SYDNEY: Asian markets started on a firm footing and the dollar eased on Friday as softer-than-forecast US inflation data tempered expectations for faster Federal Reserve interest rate rises this year.
Investor sentiment also got a small boost after US President Donald Trump said he had high hopes of "doing something very meaningful" to curtail North Korea's nuclear ambitions at a summit in Singapore next month.
Clear signs of thawing relationships in the Korean peninsula and the prospect of still expansionary monetary policies in most of the developed world helped whet risk appetite, although concerns remained around US-China trade skirmishes and rising tensions in the Middle East.
MSCI's broadest index of Asia-Pacific shares outside Japan rose for a second straight session to near three-week highs.
Japan's Nikkei climbed 0.7 per cent while South Korea's KOSPI added 0.6 per cent. Australian and New Zealand shares were both up 0.2 per cent.
On Wall Street, the Dow rose 0.8 per cent, the Nasdaq Composite gained 0.89 per cent and the S&P 500 rose 0.9 per cent, surging past key resistance of 2,717 points.

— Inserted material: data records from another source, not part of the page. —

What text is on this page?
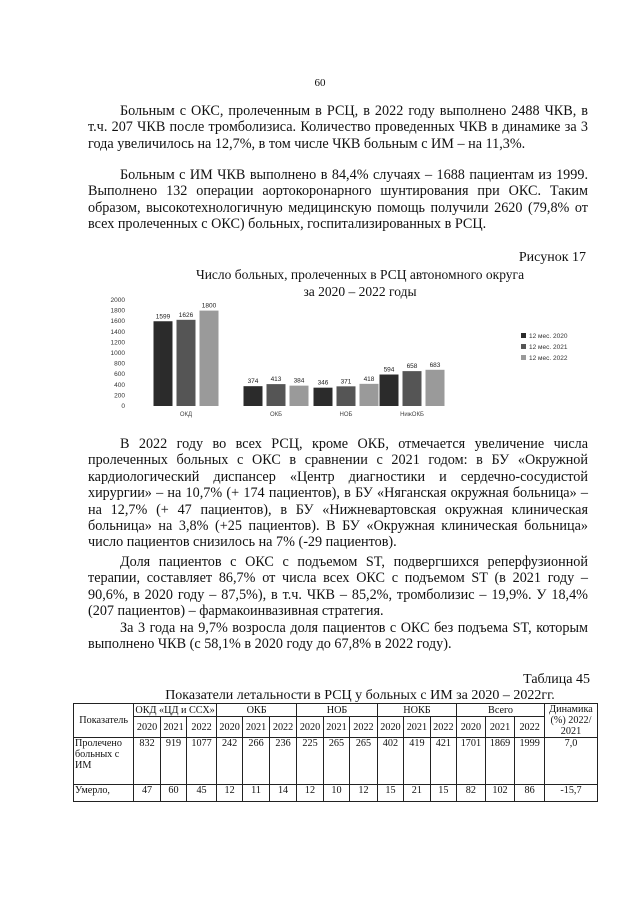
60

Больным с ОКС, пролеченным в РСЦ, в 2022 году выполнено 2488 ЧКВ, в т.ч. 207 ЧКВ после тромболизиса. Количество проведенных ЧКВ в динамике за 3 года увеличилось на 12,7%, в том числе ЧКВ больным с ИМ – на 11,3%.

Больным с ИМ ЧКВ выполнено в 84,4% случаях – 1688 пациентам из 1999. Выполнено 132 операции аортокоронарного шунтирования при ОКС. Таким образом, высокотехнологичную медицинскую помощь получили 2620 (79,8% от всех пролеченных с ОКС) больных, госпитализированных в РСЦ.

Рисунок 17
Число больных, пролеченных в РСЦ автономного округа
за 2020 – 2022 годы
0
200
400
600
800
1000
1200
1400
1600
1800
2000
1599 1626
1800
ОКД
374 413 384
ОКБ
346 371 418
НОБ
594 658 683
НижОКБ
12 мес. 2020
12 мес. 2021
12 мес. 2022

В 2022 году во всех РСЦ, кроме ОКБ, отмечается увеличение числа пролеченных больных с ОКС в сравнении с 2021 годом: в БУ «Окружной кардиологический диспансер «Центр диагностики и сердечно-сосудистой хирургии» – на 10,7% (+ 174 пациентов), в БУ «Няганская окружная больница» – на 12,7% (+ 47 пациентов), в БУ «Нижневартовская окружная клиническая больница» на 3,8% (+25 пациентов). В БУ «Окружная клиническая больница» число пациентов снизилось на 7% (-29 пациентов).

Доля пациентов с ОКС с подъемом ST, подвергшихся реперфузионной терапии, составляет 86,7% от числа всех ОКС с подъемом ST (в 2021 году – 90,6%, в 2020 году – 87,5%), в т.ч. ЧКВ – 85,2%, тромболизис – 19,9%. У 18,4% (207 пациентов) – фармакоинвазивная стратегия.

За 3 года на 9,7% возросла доля пациентов с ОКС без подъема ST, которым выполнено ЧКВ (с 58,1% в 2020 году до 67,8% в 2022 году).

Таблица 45
Показатели летальности в РСЦ у больных с ИМ за 2020 – 2022гг.
Показатель	ОКД «ЦД и ССХ»			ОКБ			НОБ			НОКБ			Всего			Динамика (%) 2022/ 2021
	2020	2021	2022	2020	2021	2022	2020	2021	2022	2020	2021	2022	2020	2021	2022	
Пролечено больных с ИМ	832	919	1077	242	266	236	225	265	265	402	419	421	1701	1869	1999	7,0
Умерло,	47	60	45	12	11	14	12	10	12	15	21	15	82	102	86	-15,7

Equities gained as investors trimmed their expectations for four Fed rate hikes after inflation data showed price pressures remained weak. The Fed has already raised rates once this year and is widely expected to go twice again in 2018.
The US consumer price index rose 0.2 per cent last month, below analyst forecasts of 0.3 per cent, as a moderation in healthcare prices offset increases in the cost of gasoline and rental accommodations.

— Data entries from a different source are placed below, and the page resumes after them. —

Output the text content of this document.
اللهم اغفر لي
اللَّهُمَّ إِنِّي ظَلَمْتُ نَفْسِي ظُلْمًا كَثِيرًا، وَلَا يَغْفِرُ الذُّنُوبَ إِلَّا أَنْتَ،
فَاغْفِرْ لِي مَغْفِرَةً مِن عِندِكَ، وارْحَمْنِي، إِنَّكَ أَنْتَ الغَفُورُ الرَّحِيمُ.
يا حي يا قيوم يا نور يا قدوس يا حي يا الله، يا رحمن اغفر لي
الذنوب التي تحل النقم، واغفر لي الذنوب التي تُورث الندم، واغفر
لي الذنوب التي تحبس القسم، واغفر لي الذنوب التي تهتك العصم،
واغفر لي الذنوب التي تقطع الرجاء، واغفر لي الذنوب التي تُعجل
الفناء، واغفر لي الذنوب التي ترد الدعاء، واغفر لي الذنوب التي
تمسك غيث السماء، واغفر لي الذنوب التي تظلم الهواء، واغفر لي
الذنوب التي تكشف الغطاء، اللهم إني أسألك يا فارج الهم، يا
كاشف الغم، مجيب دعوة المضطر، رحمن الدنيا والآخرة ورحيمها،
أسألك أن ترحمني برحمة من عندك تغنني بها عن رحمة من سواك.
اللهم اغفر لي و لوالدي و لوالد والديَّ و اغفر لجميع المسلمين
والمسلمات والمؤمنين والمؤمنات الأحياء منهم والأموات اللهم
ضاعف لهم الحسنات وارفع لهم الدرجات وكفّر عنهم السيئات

The dollar fell the most since late March overnight against a basket of major currencies, while the Mexican peso and Brazilian real jumped more than 1 per cent on the news.
The British pound hit a four-month low versus the greenback after the BoE held key borrowing costs. It was last at $1.3517, just above Thursday's trough of $1.3457 touched.
The recent slowing in price growth in major economies has boosted expectations that most central banks except the Fed will continue their massive bond-buying programmes to keep policy stimulatory.
"Risk appetite rose overnight with US core inflation and unchanged Bank of England both signalling only gradual normalisation in interest rates," ANZ analysts said in a note.
"Equities liked the contained inflation/rates environment."
On Friday, the dollar index rose modestly while the euro was barely changed at $1.1915. The Japanese yen was a tad weaker at 109.52 per dollar.
Malaysian markets were closed Friday but its newly appointed Prime Minister Mahathir Mohamad emerged with key election pledges including repealing an unpopular goods and services tax and restoring a petrol subsidy.
Ratings agency Moody's said some campaign promises would be "credit negative" for Malaysia.
Such concerns pushed up the cost of insuring against a Malaysia default, with the country's 5-year credit default swap price at its highest since early June 2017 at 95.090 basis points.
In commodities markets, spot gold was steady at $1,21.32 an ounce.
Oil hovered near multi-year peaks amid supply concerns after Trump withdrew from an Iranian nuclear deal and reinstated sanctions.
US crude futures were up 14 cents at $71.5 a barrel. Brent crude futures was last quoted at $77.47 a barrel, after hitting $78 earlier in the day, their highest since November 2014.